Thursday, June 28, 2012

Happy B-Day Jean-Jacques Rousseau

Today is the 300th anniversary of Jean-Jacques Rousseau, philosopher, pedagogue, author, composer and botanist, born in Geneva on 28 June 1712. Rousseau became famous in 1750. The Academy of Dijon held a competition for academics to answer the question whether the boom of the sciences helped to "improve morality."

The answer Rousseau provided in his essay Discours sur les Sciences et les Arts shocked Europe and instantly made him famous. He won the competition with the disturbing notion that the development of civilization was in truth a story of decline and decay: in his "natural state" man lives independently and freely, but in society he is like a slave in increasingly tight chains — the evil lies in the essence of society. This provoked a scandal in this age of Enlightenment that celebrated the continuous, indeed inevitable, improvement of life by science and technology.

At age 50 he published his novel Emile on pedagogy (and the profession of a religion without a church) and his philosophical treatise Contrat Social on the reconciliation of human nature with political rule.
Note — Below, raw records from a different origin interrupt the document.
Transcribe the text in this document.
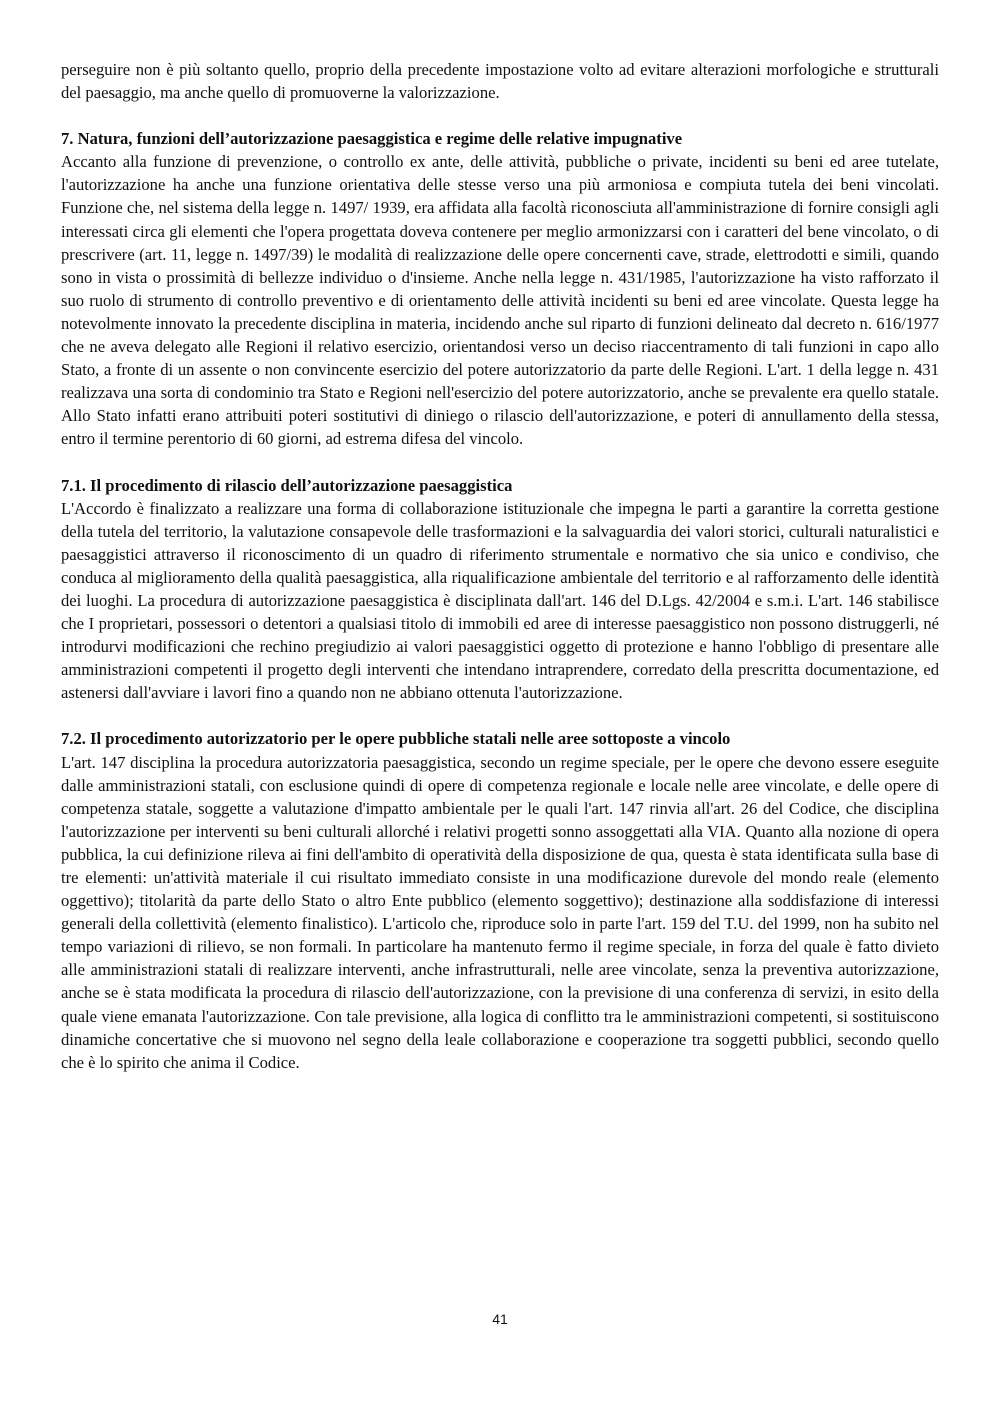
perseguire non è più soltanto quello, proprio della precedente impostazione volto ad evitare alterazioni morfologiche e strutturali del paesaggio, ma anche quello di promuoverne la valorizzazione.

7. Natura, funzioni dell’autorizzazione paesaggistica e regime delle relative impugnative

Accanto alla funzione di prevenzione, o controllo ex ante, delle attività, pubbliche o private, incidenti su beni ed aree tutelate, l'autorizzazione ha anche una funzione orientativa delle stesse verso una più armoniosa e compiuta tutela dei beni vincolati. Funzione che, nel sistema della legge n. 1497/ 1939, era affidata alla facoltà riconosciuta all'amministrazione di fornire consigli agli interessati circa gli elementi che l'opera progettata doveva contenere per meglio armonizzarsi con i caratteri del bene vincolato, o di prescrivere (art. 11, legge n. 1497/39) le modalità di realizzazione delle opere concernenti cave, strade, elettrodotti e simili, quando sono in vista o prossimità di bellezze individuo o d'insieme. Anche nella legge n. 431/1985, l'autorizzazione ha visto rafforzato il suo ruolo di strumento di controllo preventivo e di orientamento delle attività incidenti su beni ed aree vincolate. Questa legge ha notevolmente innovato la precedente disciplina in materia, incidendo anche sul riparto di funzioni delineato dal decreto n. 616/1977 che ne aveva delegato alle Regioni il relativo esercizio, orientandosi verso un deciso riaccentramento di tali funzioni in capo allo Stato, a fronte di un assente o non convincente esercizio del potere autorizzatorio da parte delle Regioni. L'art. 1 della legge n. 431 realizzava una sorta di condominio tra Stato e Regioni nell'esercizio del potere autorizzatorio, anche se prevalente era quello statale. Allo Stato infatti erano attribuiti poteri sostitutivi di diniego o rilascio dell'autorizzazione, e poteri di annullamento della stessa, entro il termine perentorio di 60 giorni, ad estrema difesa del vincolo.

7.1. Il procedimento di rilascio dell’autorizzazione paesaggistica

L'Accordo è finalizzato a realizzare una forma di collaborazione istituzionale che impegna le parti a garantire la corretta gestione della tutela del territorio, la valutazione consapevole delle trasformazioni e la salvaguardia dei valori storici, culturali naturalistici e paesaggistici attraverso il riconoscimento di un quadro di riferimento strumentale e normativo che sia unico e condiviso, che conduca al miglioramento della qualità paesaggistica, alla riqualificazione ambientale del territorio e al rafforzamento delle identità dei luoghi. La procedura di autorizzazione paesaggistica è disciplinata dall'art. 146 del D.Lgs. 42/2004 e s.m.i. L'art. 146 stabilisce che I proprietari, possessori o detentori a qualsiasi titolo di immobili ed aree di interesse paesaggistico non possono distruggerli, né introdurvi modificazioni che rechino pregiudizio ai valori paesaggistici oggetto di protezione e hanno l'obbligo di presentare alle amministrazioni competenti il progetto degli interventi che intendano intraprendere, corredato della prescritta documentazione, ed astenersi dall'avviare i lavori fino a quando non ne abbiano ottenuta l'autorizzazione.

7.2. Il procedimento autorizzatorio per le opere pubbliche statali nelle aree sottoposte a vincolo

L'art. 147 disciplina la procedura autorizzatoria paesaggistica, secondo un regime speciale, per le opere che devono essere eseguite dalle amministrazioni statali, con esclusione quindi di opere di competenza regionale e locale nelle aree vincolate, e delle opere di competenza statale, soggette a valutazione d'impatto ambientale per le quali l'art. 147 rinvia all'art. 26 del Codice, che disciplina l'autorizzazione per interventi su beni culturali allorché i relativi progetti sonno assoggettati alla VIA. Quanto alla nozione di opera pubblica, la cui definizione rileva ai fini dell'ambito di operatività della disposizione de qua, questa è stata identificata sulla base di tre elementi: un'attività materiale il cui risultato immediato consiste in una modificazione durevole del mondo reale (elemento oggettivo); titolarità da parte dello Stato o altro Ente pubblico (elemento soggettivo); destinazione alla soddisfazione di interessi generali della collettività (elemento finalistico). L'articolo che, riproduce solo in parte l'art. 159 del T.U. del 1999, non ha subito nel tempo variazioni di rilievo, se non formali. In particolare ha mantenuto fermo il regime speciale, in forza del quale è fatto divieto alle amministrazioni statali di realizzare interventi, anche infrastrutturali, nelle aree vincolate, senza la preventiva autorizzazione, anche se è stata modificata la procedura di rilascio dell'autorizzazione, con la previsione di una conferenza di servizi, in esito della quale viene emanata l'autorizzazione. Con tale previsione, alla logica di conflitto tra le amministrazioni competenti, si sostituiscono dinamiche concertative che si muovono nel segno della leale collaborazione e cooperazione tra soggetti pubblici, secondo quello che è lo spirito che anima il Codice.

41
He wrote: "The problem is to find a form of association in which each, while uniting himself with all, may still obey himself alone, and remain as free as before." Only the law should be above the individual.

The books were burnt under a parliamentary decree in the courtyard of the Palace of Justice in Paris, and on 9 June 1762, Rousseau fled from Paris to his native Geneva, where this time his books were burnt in front of the city hall and he was declared persona non grata.

Rousseau did not propose solutions, he unveiled paradoxes. His arch-enemy Voltaire summed it up with a marginal note he wrote in one of Rousseau's books: "You always exaggerate everything." It took until his 200th anniversary in 1912 to be accepted with Dunant and Calvin as one of the embodiments of the esprit de Genève. Today he is considered a forefather of environmentalism and the occupy movements, but his main message is that we continuously fail to meet our own expectations. Society has changed: Rousseau's estate is now part of UNESCO's world heritage.